The Denis Sullivan Schooner (Barry's photo)

The Denis Sullivan Schooner (Barry's photo)

I called my friend Jan today.  We’re trying to arrange a trip to a tea house in Houghton next Friday.  Along with another friend, Joanne, we’ve been planning this trip for a year or two now.  It seems we can never arrange a day when we’re all available.  It looks like this Friday might hopefully work.

Jan said, “You’ll never believe what I did yesterday!”  I was all ears, but never expected her next sentence at all.  “I was sailing on a ship from Keweenaw to Huron Bay.”

Jan was one of the passengers on the three-masted schooner that Barry and I waited for yesterday for two hours in the rain!  As promised, here is the photo of the Denis Sullivan ship.  The expedition was offered in conjunction with Michigan Technological University and the Keweenaw Land Trust. Participants, as the flyer announced, were challenged to work aboard the traditionally rigged Great Lakes Schooner while exploring important links between land and water conservation.

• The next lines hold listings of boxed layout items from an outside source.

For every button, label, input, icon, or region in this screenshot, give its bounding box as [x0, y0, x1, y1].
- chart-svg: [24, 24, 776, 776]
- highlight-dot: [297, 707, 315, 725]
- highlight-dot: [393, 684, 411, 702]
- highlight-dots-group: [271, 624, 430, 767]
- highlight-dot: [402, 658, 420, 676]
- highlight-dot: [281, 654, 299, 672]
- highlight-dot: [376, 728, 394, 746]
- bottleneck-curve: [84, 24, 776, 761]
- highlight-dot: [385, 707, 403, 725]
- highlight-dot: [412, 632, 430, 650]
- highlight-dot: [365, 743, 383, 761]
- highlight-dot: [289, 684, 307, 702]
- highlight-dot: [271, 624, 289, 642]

Jan said she stood near the operations and watched the crew work with great interest.  She marveled how they made precise nautical adjustments with such skill.  It sounded like it was a fantastic experience.  Her story sounded so fun and intriguing I almost wished I was on board ship rather than wandering along the shore of Lightfoot Bay for two hours peering for the sails on the horizon.  Which we never saw.  Barry eventually photographed the ship from Witz Marina near 6 p.m. when I was cozily at home writing yesterday’s blog.

Here are two websites for interested readers:  http://voyage.pierwisconsin.org/ds/schooner.php shows a virtual tour of the ship and answers the intriguing questions A) Who was Denis Sullivan?  B) Why did they build a schooner and, most important,  C) What is a schooner?

http://www.discoveryworld.org/denisSullivan.php tells interested folks how they can become a part of day, multi-day or semester-long voyages on this ship.  It says:   The S/V Denis Sullivan is a modern educational sailing vessel with two 180 hp diesel engines, a scientific laboratory, two computer workstations and a modern communication and navigation equipment. She maintains single bunks in co-ed areas, shared toilets (heads) and showers, and limited storage. The vessel can carry up to 21 participants overnight and 50 passengers on day sails. She is complemented by a professional crew of ten.

Circles in the sand

Circles in the sand

While Jan was sailing in Lake Superior, feeling the wind and rain on her cheeks, I was wandering around with my camera admiring the many beautiful images and natural art on the shore. 

Sand and water art

Sand and water art

I loved the way this reddish branch lay planted in the sand, sideways, dangling over the rhythmic rush of the waves.  See its reflection?  If you look closely you can even see glistening raindrops.  And this pollen-stained indention of the pond also looked so intriguing.

Inland pollen bay

Inland pollen bay

And a gift for the land from the magnificent bald eagle.  He (or she) dropped a tail feather onto this beautiful shoreland, perhaps to honor the sand and waves, the commitment of the Keweenaw Land Trust members, the memories of children who once built sand castles here, the cold June rain, the frozen snowy winters or…maybe the tail feather simply was ready to fall from sky to earth and rest gently between the green beach grasses.

Beautiful eagle feather

Beautiful eagle feather

Finally, some of you may have noticed I changed the header photo.  The red berries are gone!  Time for another view.  A wider more expansive view, at least for now.  (P.S.  today’s outdoor adventure involved taking a walk along the road in the rain. It’s been raining for days now, it seems.  And it’s cold.  In the 50’s.  Since when did the 50’s become cold?  My mind kept trying to convince me how miserable it was…until finding those wild ripe strawberries.  If it wasn’t for Part 2 of the sailing ships the title of the blog would have been:  Eating Wild Strawberries in the Rain.)